An Analysis of On-Screen Gender Balance in Japanese Television Programs

Published: May 1, 2022

Advancing diversity and inclusion is one of the most critical challenges facing the media that serves the public today. It is crucial for earning trust from the audience and sustaining relevance in an era of information overload.

Diversity has many dimensions: gender identity, sexual orientation, race and ethnicity, mental and physical disabilities, and geographic locations, to name a few. In our first analysis of on-screen diversity in television, we focused on one of the most basic elements of diversity—gender balance, specifically, the ratio of women and men appearing on television programs, taking into consideration Japan’s slow progress in gender equality. It ranked 120th out of 156 countries in the World Economic Forum 2021 Global Gender Gap Report.

We aimed to visualize the current situation through data. Drawing on our preliminary research from June 2021, we planned our study as a combination of metadata analysis and coding analysis. We used metadata to capture the broad landscape of all television programs to look at the on-screen representation of men and women by age, occupational background, and program genre. We used coding analysis for further scrutiny of gender balance in evening news programs, expanding the parameters to include roles within the news, issues addressed, and whether they were named or anonymous.

Our study found that women made up less than 40% in programs overall and less than 30% among those who spoke, or whose spoken words were broadcast or quoted, in news programs The representation of women diminished further when we excluded the regular members of the news program such as news anchors. The ratio of men to women among those interviewed or quoted in news items was 3 to 1, and 4 to 1 among those whose full names were mentioned and subtitled on screen.

Looking at the representation by issues, the male-female ratio was more than 3 to 1 in politics, healthcare and science, as well as sports. The gap widened again when we looked at professional backgrounds: 5 to 1 among politicians—the largest group in numbers—and, in the most extreme case, 60 to 1 among medical doctors.
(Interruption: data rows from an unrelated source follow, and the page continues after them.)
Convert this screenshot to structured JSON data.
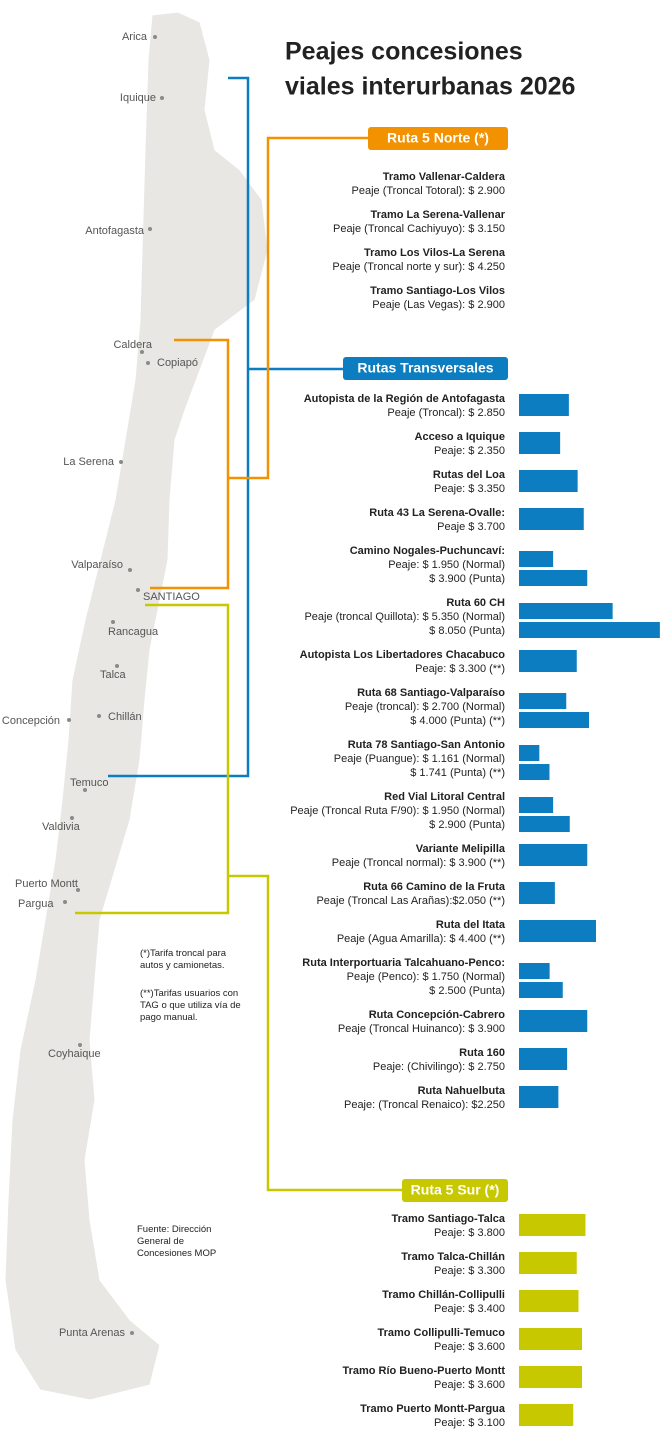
{
  "title": [
    "Peajes concesiones",
    "viales interurbanas 2026"
  ],
  "cities": [
    "Arica",
    "Iquique",
    "Antofagasta",
    "Caldera",
    "Copiapó",
    "La Serena",
    "Valparaíso",
    "SANTIAGO",
    "Rancagua",
    "Talca",
    "Concepción",
    "Chillán",
    "Temuco",
    "Valdivia",
    "Puerto Montt",
    "Pargua",
    "Coyhaique",
    "Punta Arenas"
  ],
  "sections": [
    {
      "title": "Ruta 5 Norte (*)",
      "items": [
        {
          "name": "Tramo Vallenar-Caldera",
          "lines": [
            {
              "text": "Peaje (Troncal Totoral): $ 2.900"
            }
          ]
        },
        {
          "name": "Tramo La Serena-Vallenar",
          "lines": [
            {
              "text": "Peaje (Troncal Cachiyuyo): $ 3.150"
            }
          ]
        },
        {
          "name": "Tramo Los Vilos-La Serena",
          "lines": [
            {
              "text": "Peaje (Troncal norte y sur): $ 4.250"
            }
          ]
        },
        {
          "name": "Tramo Santiago-Los Vilos",
          "lines": [
            {
              "text": "Peaje (Las Vegas): $ 2.900"
            }
          ]
        }
      ]
    },
    {
      "title": "Rutas Transversales",
      "color": "#0b7dc0",
      "items": [
        {
          "name": "Autopista de la Región de Antofagasta",
          "lines": [
            {
              "text": "Peaje (Troncal): $ 2.850",
              "value": 2850
            }
          ]
        },
        {
          "name": "Acceso a Iquique",
          "lines": [
            {
              "text": "Peaje: $ 2.350",
              "value": 2350
            }
          ]
        },
        {
          "name": "Rutas del Loa",
          "lines": [
            {
              "text": "Peaje: $ 3.350",
              "value": 3350
            }
          ]
        },
        {
          "name": "Ruta 43 La Serena-Ovalle:",
          "lines": [
            {
              "text": "Peaje $ 3.700",
              "value": 3700
            }
          ]
        },
        {
          "name": "Camino Nogales-Puchuncaví:",
          "lines": [
            {
              "text": "Peaje:  $ 1.950 (Normal)",
              "value": 1950
            },
            {
              "text": "$ 3.900 (Punta)",
              "value": 3900
            }
          ]
        },
        {
          "name": "Ruta 60 CH",
          "lines": [
            {
              "text": "Peaje (troncal Quillota): $ 5.350 (Normal)",
              "value": 5350
            },
            {
              "text": "$ 8.050 (Punta)",
              "value": 8050
            }
          ]
        },
        {
          "name": "Autopista Los Libertadores Chacabuco",
          "lines": [
            {
              "text": "Peaje: $ 3.300 (**)",
              "value": 3300
            }
          ]
        },
        {
          "name": "Ruta 68 Santiago-Valparaíso",
          "lines": [
            {
              "text": "Peaje (troncal): $ 2.700 (Normal)",
              "value": 2700
            },
            {
              "text": "$ 4.000 (Punta) (**)",
              "value": 4000
            }
          ]
        },
        {
          "name": "Ruta 78 Santiago-San Antonio",
          "lines": [
            {
              "text": "Peaje (Puangue): $ 1.161 (Normal)",
              "value": 1161
            },
            {
              "text": "$ 1.741 (Punta) (**)",
              "value": 1741
            }
          ]
        },
        {
          "name": "Red Vial Litoral Central",
          "lines": [
            {
              "text": "Peaje (Troncal Ruta F/90): $ 1.950 (Normal)",
              "value": 1950
            },
            {
              "text": "$ 2.900 (Punta)",
              "value": 2900
            }
          ]
        },
        {
          "name": "Variante Melipilla",
          "lines": [
            {
              "text": "Peaje (Troncal normal):  $ 3.900  (**)",
              "value": 3900
            }
          ]
        },
        {
          "name": "Ruta 66 Camino de la Fruta",
          "lines": [
            {
              "text": "Peaje (Troncal Las Arañas):$2.050 (**)",
              "value": 2050
            }
          ]
        },
        {
          "name": "Ruta del Itata",
          "lines": [
            {
              "text": "Peaje (Agua Amarilla):  $ 4.400 (**)",
              "value": 4400
            }
          ]
        },
        {
          "name": "Ruta Interportuaria  Talcahuano-Penco:",
          "lines": [
            {
              "text": "Peaje (Penco): $ 1.750 (Normal)",
              "value": 1750
            },
            {
              "text": "$ 2.500 (Punta)",
              "value": 2500
            }
          ]
        },
        {
          "name": "Ruta Concepción-Cabrero",
          "lines": [
            {
              "text": "Peaje (Troncal Huinanco): $ 3.900",
              "value": 3900
            }
          ]
        },
        {
          "name": "Ruta 160",
          "lines": [
            {
              "text": "Peaje: (Chivilingo): $ 2.750",
              "value": 2750
            }
          ]
        },
        {
          "name": "Ruta Nahuelbuta",
          "lines": [
            {
              "text": "Peaje: (Troncal Renaico): $2.250",
              "value": 2250
            }
          ]
        }
      ]
    },
    {
      "title": "Ruta 5 Sur (*)",
      "color": "#c8c800",
      "items": [
        {
          "name": "Tramo Santiago-Talca",
          "lines": [
            {
              "text": "Peaje: $ 3.800",
              "value": 3800
            }
          ]
        },
        {
          "name": "Tramo Talca-Chillán",
          "lines": [
            {
              "text": "Peaje: $ 3.300",
              "value": 3300
            }
          ]
        },
        {
          "name": "Tramo Chillán-Collipulli",
          "lines": [
            {
              "text": "Peaje: $ 3.400",
              "value": 3400
            }
          ]
        },
        {
          "name": "Tramo Collipulli-Temuco",
          "lines": [
            {
              "text": "Peaje: $ 3.600",
              "value": 3600
            }
          ]
        },
        {
          "name": "Tramo Río Bueno-Puerto Montt",
          "lines": [
            {
              "text": "Peaje: $ 3.600",
              "value": 3600
            }
          ]
        },
        {
          "name": "Tramo Puerto Montt-Pargua",
          "lines": [
            {
              "text": "Peaje: $ 3.100",
              "value": 3100
            }
          ]
        }
      ]
    }
  ],
  "notes": [
    "(*)Tarifa troncal para autos y camionetas.",
    "(**)Tarifas usuarios con TAG o que utiliza vía de pago manual."
  ],
  "source": "Fuente: Dirección General de Concesiones MOP"
}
The disparity by age group was also stark. For women, those in their 20s had the highest representation throughout all TV programs, with a clear downward curve—the older the less represented, from the 30s onwards, whereas majority of the men appearing on TV were in their 30s through 50s. The trend was the same in news programs: the largest age group among women was 19-39 whereas the majority age group in men was 40-64. The data has confirmed what has often been raised as an issue: television programs are mostly composed of “young women and middle-aged men.”

We also conducted a survey to study how viewers saw this issue. A substantial percentage of respondents in their teens to 30s, and among them especially women, said that they often or sometimes felt unhappy or uncomfortable about how television featured women and men. When asked what program genres made them react that way, their answers overlapped with the genres that had a large imbalance in male-female representations.